Dr. Fritz Reid is director of conservation planning at DU's Western Regional Office in Sacramento, California.

Protecting the best of the boreal

A top priority of Ducks Unlimited and its partners in the boreal forest is conserving key wetland systems that support high densities of breeding, molting, and migrating waterfowl. Through the visionary efforts of conservationists, 22 million acres were protected in 1980 in seven new national wildlife refuges established under the Alaska National Interest Lands Conservation Act. Today, boreal habitats in Alaska's national wildlife refuges now comprise more than 85 percent of the land mass in the entire U.S. national wildlife refuge system.
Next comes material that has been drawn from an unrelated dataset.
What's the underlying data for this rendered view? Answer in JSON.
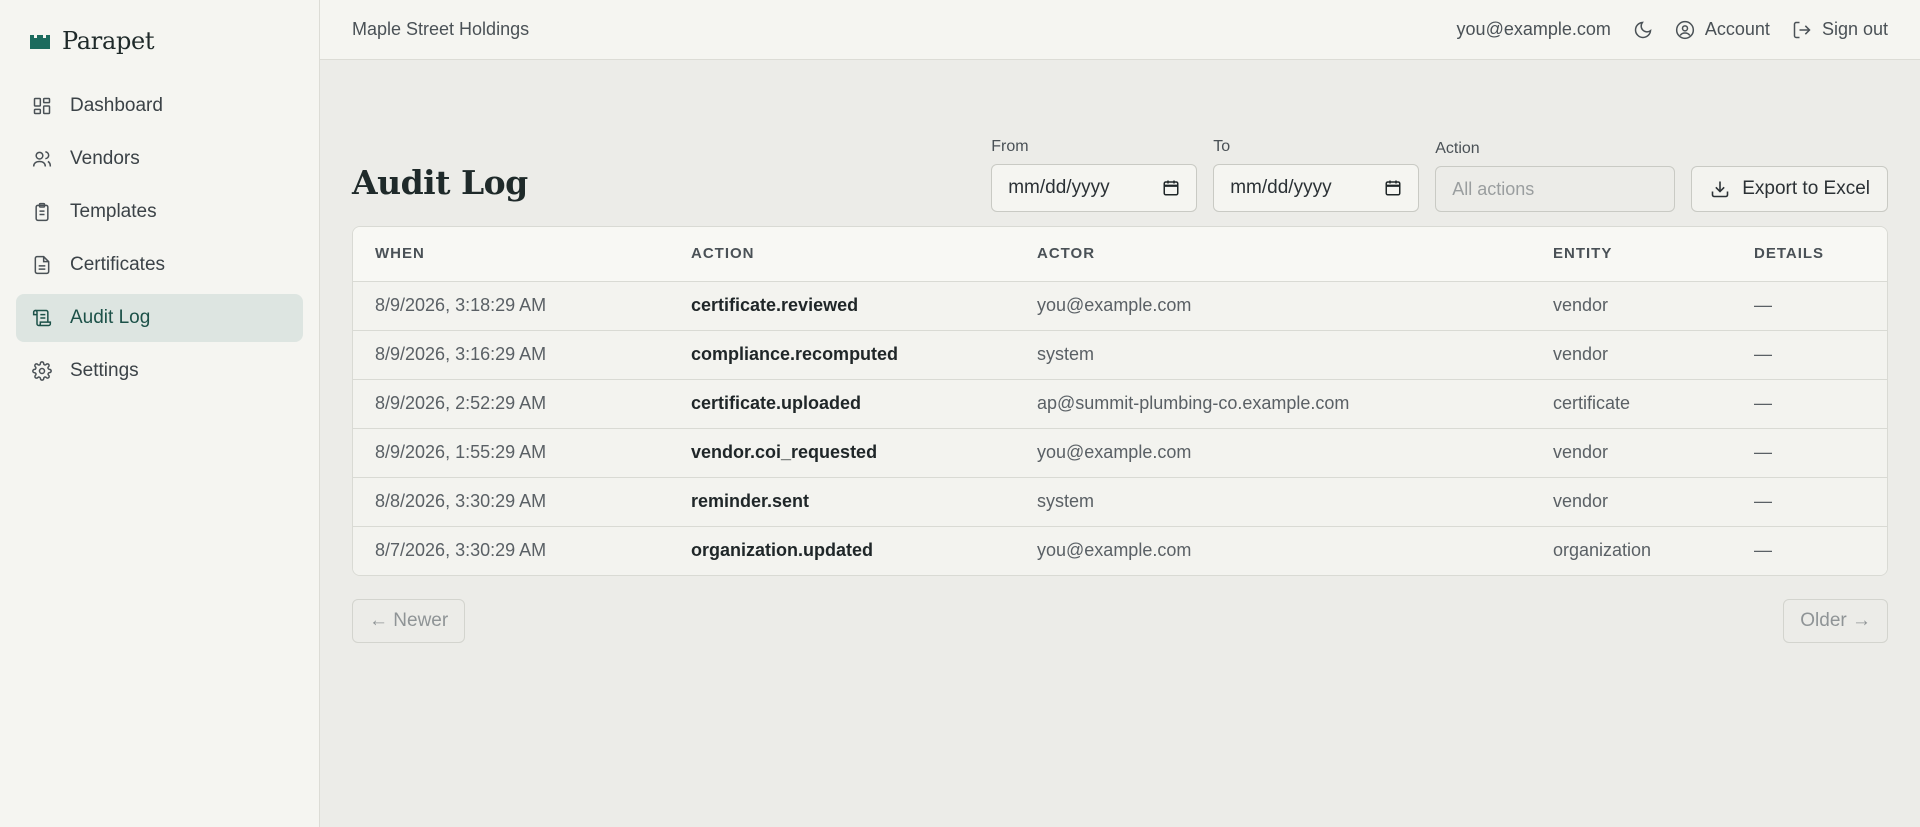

In comparison, less than 6 percent of Canada's boreal forest had been permanently protected by the late 1990s. Only one-third of the Yukon's world famous Old Crow Flats has been secured, while the vast Peace-Athabasca Delta remains unprotected just outside Wood Buffalo National Park. There is also a paucity of national wildlife areas in Boreal Canada, especially in critical, wetland-rich areas like the MacKenzie River Valley, Saskatchewan River Delta, Manitoba's Great Lakes, and the Hudson and James Bay lowlands. DU and its partners are working closely with conservation-minded industries; indigenous nations; and federal, provincial, and territorial governments to ensure these important waterfowl habitats receive the protection they deserve.